Can’t I have DHCP on both of them? Which one should I drop?
You could leave it ON on both routers, but one of them will beat the other into submission and cause confusion on your network. You should only have ONE DHCP server on your LAN. So which subnet will it be? I chose router #1 to dole out my IP addresses. It has the WiFi and more then likely machines will be coming and going on that router. The second router I have static devices like my PS2 and PVR which I can set with static IPs on the 10.0.2.X range.
Now hook into router #1 and ping 10.0.2.1 (router #2) if your crossover (uplink) and static routes are setup correctly you now have one LAN with two WAN IPs. Go to one of the PC’s hooked into router #2 (that you gave a static 10.0.2.X address) and ping router #1 at 10.0.1.1. That wasn’t so hard now was it?
Some wacky stuff to realize: Your router #1 is handing out IP addresses from the 10.0.1.X range all over your LAN now. So when you connect a laptop or PC to router #2 you will be given a 10.0.1.X address, even though you configured that router for the 10.0.2.X range. If you were to then access the net, Peter Packet would route through router #2 to the WAN connected to router #1. Confused yet?
It’s not a redundant connection. If the WAN connected to router #1 goes down and for some reason the WAN connected to router #2 stays up – only computers on the 10.0.2.X subnet will be on the network.
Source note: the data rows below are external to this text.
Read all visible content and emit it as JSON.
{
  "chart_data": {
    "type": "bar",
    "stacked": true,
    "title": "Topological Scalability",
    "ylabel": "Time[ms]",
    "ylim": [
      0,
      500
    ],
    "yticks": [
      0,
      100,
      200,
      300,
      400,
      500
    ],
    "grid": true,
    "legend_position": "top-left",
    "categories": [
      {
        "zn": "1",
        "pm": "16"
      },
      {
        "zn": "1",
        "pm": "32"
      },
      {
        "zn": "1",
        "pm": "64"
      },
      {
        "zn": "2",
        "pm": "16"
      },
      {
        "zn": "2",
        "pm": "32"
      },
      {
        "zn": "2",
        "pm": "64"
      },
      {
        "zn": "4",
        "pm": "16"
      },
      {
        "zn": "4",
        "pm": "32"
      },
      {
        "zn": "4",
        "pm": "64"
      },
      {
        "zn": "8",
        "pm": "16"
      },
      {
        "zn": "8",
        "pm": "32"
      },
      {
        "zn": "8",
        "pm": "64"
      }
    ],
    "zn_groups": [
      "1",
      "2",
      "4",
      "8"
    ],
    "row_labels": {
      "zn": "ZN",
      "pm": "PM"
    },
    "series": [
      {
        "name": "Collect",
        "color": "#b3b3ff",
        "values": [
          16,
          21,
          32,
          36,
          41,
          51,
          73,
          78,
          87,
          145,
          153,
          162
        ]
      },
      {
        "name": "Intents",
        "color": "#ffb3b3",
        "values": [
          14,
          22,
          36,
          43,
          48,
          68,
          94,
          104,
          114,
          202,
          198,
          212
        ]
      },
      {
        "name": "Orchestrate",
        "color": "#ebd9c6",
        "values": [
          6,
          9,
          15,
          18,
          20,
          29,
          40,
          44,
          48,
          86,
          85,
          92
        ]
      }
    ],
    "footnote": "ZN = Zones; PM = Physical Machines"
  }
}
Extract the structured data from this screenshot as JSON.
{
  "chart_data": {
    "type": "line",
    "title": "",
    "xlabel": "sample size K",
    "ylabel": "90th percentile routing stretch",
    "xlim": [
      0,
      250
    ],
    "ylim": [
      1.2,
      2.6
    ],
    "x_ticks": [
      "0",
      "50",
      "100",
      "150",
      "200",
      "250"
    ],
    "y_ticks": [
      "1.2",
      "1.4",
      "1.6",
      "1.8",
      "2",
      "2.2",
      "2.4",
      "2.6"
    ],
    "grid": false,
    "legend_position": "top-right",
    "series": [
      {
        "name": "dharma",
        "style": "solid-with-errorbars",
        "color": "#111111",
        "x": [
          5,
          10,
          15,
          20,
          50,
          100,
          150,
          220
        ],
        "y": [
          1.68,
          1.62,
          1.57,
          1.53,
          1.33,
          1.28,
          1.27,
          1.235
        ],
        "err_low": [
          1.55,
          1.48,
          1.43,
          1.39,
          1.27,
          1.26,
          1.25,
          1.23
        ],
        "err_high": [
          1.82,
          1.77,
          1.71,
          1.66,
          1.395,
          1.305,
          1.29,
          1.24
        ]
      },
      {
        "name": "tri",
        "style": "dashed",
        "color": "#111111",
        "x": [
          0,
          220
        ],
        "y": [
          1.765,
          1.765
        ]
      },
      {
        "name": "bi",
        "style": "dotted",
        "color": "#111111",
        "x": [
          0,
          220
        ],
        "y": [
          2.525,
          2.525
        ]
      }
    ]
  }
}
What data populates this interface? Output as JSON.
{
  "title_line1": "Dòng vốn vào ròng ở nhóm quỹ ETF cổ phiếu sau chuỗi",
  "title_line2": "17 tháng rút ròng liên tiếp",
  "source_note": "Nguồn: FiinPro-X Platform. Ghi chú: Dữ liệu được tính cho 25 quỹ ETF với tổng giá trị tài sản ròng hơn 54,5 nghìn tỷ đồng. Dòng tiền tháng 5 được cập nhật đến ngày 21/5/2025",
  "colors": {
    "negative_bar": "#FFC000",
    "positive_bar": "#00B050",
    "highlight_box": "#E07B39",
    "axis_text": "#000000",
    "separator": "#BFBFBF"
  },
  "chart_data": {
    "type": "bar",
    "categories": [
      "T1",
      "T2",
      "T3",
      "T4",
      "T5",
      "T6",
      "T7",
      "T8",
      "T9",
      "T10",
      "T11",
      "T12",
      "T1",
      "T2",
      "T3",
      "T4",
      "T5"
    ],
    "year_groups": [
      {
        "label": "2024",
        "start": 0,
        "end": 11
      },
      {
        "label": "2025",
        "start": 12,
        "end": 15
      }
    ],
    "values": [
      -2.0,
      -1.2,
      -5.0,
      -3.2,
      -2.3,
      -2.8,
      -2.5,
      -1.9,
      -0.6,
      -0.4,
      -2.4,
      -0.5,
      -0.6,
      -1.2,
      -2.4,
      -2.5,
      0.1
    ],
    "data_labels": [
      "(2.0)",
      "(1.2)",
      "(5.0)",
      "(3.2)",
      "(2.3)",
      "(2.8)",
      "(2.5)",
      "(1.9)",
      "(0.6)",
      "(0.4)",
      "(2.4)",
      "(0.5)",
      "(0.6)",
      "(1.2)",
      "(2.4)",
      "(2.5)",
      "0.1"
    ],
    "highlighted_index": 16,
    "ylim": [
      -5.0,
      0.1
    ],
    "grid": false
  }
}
This also goes for internet connection teaming. If you are downloading a file from a computer on the 10.0.1.X subnet you will only be downloading it over THAT routers WAN port – NOT simultaneously over 2 networks. In order to do connection teaming or multi home connections you will need expensive network hardware, or a dedicated *nix box with 3 network cards inside.
So now you should be able to see all the computers on your network. It might take a while for “Network Neighborhood” to catch up so I usually rely on Start – Run – “\10.0.0.100″ Sometimes settings in the router block Windows naming to the local subnet only. (I’m at this point not sure why…) Your PC named “compy” at 10.0.2.100 may never show up on the network neighborhood list of a computer with an IP of 10.0.1.50. Not to say you can’t connect or make a map or shortcut to its shares – just that Windows won’t ever find it on its own. This is one of the reasons I never rely on Windows Network Neighborhood to reflect what is “really” going on.